From Service to STEM: Engineering Education Professor Receives Prestigious NSF CAREER Grant

February 15, 2021

News Release — Feb. 15, 2021 — A Utah State University College of Engineering researcher has received one of the nation’s highest awards from the National Science Foundation.

Angela Minichiello, a U.S. Army veteran and assistant professor of engineering education, is the 14th faculty member in the College of Engineering to receive a CAREER grant since 2000.

Angela Minichiello, a U.S. Army veteran and assistant professor of engineering education, is the 14th faculty member in the College of Engineering to receive a CAREER grant since 2000.

Angela Minichiello, an assistant professor in the Department of Engineering Education, was awarded the NSF Faculty Early Career Development, or CAREER, grant. This funding is reserved for faculty early in their academic careers who showcase potential to serve as role models in both research and education. Minichiello will receive five years of funding of $568,000 for her proposal to engage and support student veterans and military service members in university engineering programs.

The grant is the 14th CAREER awarded to College of Engineering faculty in recent years.

Minichiello’s project includes two parts. The first part is to understand the experiences of military-connected students as they progress through their undergraduate engineering programs. Despite their potential for having interest in and exposure to STEM through military experience, very few veterans and service members go on to study engineering. Minichiello attributes that, in part, to negative messaging that surrounds military personnel in higher education. But she expects their experiences to be even more layered and complex. By documenting students’ experiences, Minichiello hopes to learn about the obstacles they face — what about the institutional context or engineering curriculum excludes or “others” them — the unique skills and attributes they bring to engineering, and how they ultimately come to view themselves as engineers.

Seeing themselves as engineers, what Minichiello calls professional formation, can play a huge part in military students’ successful transition to college. “When you're in the military, you naturally develop a strong military identity,” said Minichiello. “But then things shift and somehow you have to reconcile that identity with who else you are becoming — what your next identity will be.”

The second part of the project is to advocate for these students. Using the narrative data collected, Minichiello will develop university allyship and mentoring programs for military students in engineering. These programs will be developed with and supported through the Veterans Resources Office at USU and four other collaborating institutions.
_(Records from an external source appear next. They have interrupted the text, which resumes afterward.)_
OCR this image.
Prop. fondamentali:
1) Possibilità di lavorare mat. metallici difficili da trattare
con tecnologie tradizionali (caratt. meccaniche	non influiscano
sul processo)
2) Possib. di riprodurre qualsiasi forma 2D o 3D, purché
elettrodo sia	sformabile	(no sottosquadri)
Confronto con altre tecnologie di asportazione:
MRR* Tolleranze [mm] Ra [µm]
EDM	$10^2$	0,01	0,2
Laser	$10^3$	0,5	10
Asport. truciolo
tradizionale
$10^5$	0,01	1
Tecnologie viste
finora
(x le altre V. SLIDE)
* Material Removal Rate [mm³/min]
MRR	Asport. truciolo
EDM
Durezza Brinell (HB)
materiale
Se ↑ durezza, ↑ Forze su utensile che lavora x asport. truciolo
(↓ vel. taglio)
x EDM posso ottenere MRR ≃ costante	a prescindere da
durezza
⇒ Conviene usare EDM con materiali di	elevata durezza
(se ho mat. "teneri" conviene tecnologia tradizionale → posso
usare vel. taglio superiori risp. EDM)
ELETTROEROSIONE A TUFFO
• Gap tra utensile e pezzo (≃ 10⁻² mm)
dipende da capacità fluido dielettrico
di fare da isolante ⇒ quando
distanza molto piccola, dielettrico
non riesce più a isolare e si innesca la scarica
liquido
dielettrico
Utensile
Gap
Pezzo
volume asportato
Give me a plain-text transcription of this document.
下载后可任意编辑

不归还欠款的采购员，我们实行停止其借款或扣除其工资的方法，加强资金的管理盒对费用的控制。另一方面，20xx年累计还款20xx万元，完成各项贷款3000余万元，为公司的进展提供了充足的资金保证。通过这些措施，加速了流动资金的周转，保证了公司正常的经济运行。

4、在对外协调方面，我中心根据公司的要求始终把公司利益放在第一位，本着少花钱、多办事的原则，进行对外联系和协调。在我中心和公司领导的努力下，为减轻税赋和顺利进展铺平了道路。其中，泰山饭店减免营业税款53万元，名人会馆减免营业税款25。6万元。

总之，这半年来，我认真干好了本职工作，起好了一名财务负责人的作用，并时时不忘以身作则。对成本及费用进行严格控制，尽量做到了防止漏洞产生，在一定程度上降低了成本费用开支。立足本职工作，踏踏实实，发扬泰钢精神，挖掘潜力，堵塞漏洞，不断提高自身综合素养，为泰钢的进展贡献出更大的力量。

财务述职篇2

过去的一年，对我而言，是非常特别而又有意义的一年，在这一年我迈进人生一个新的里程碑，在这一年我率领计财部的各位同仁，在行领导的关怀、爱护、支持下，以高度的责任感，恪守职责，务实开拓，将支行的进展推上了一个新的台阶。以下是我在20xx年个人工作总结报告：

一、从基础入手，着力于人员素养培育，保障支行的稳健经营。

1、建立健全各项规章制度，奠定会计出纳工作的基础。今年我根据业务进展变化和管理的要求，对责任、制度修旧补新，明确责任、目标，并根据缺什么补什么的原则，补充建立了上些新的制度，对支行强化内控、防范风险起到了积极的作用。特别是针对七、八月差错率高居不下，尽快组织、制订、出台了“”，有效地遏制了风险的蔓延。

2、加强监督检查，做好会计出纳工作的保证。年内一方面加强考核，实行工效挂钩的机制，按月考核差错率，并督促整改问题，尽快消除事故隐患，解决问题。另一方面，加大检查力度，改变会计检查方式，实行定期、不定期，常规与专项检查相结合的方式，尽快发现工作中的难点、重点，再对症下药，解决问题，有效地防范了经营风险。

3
The programs will also involve local community members, faculty, and other students with both military and engineering experience as mentors and trainers.

This project has personal relevance for Minichiello. A military veteran herself, she experienced tensions between her Army and academic identities while attending graduate school in engineering upon leaving military service. “Later, as I became an ‘academic’, I chose not to self-identify for a long time, not even to the students in the courses I taught, just because my graduate school experiences told me that those in academia may not respect or welcome those of us affiliated with the military. It’s taken me a long time to make sense of these tensions in my professional life.”

And while her project focuses on military-connected students, Minichiello also hopes it will work toward a broader goal: to diversify engineering education and the engineering workforce. Tapping into the military will bring more women, persons from underrepresented racial and ethnic groups, persons with disabilities and first-generation college students into engineering.

“Put very simply, the current engineering workforce is not diverse. And we desperately need diversity in order to develop creative and sustainable approaches to the technological, environmental and societal challenges we face coming into the 21st century and beyond. As a profession, engineering needs all hands and minds on deck.”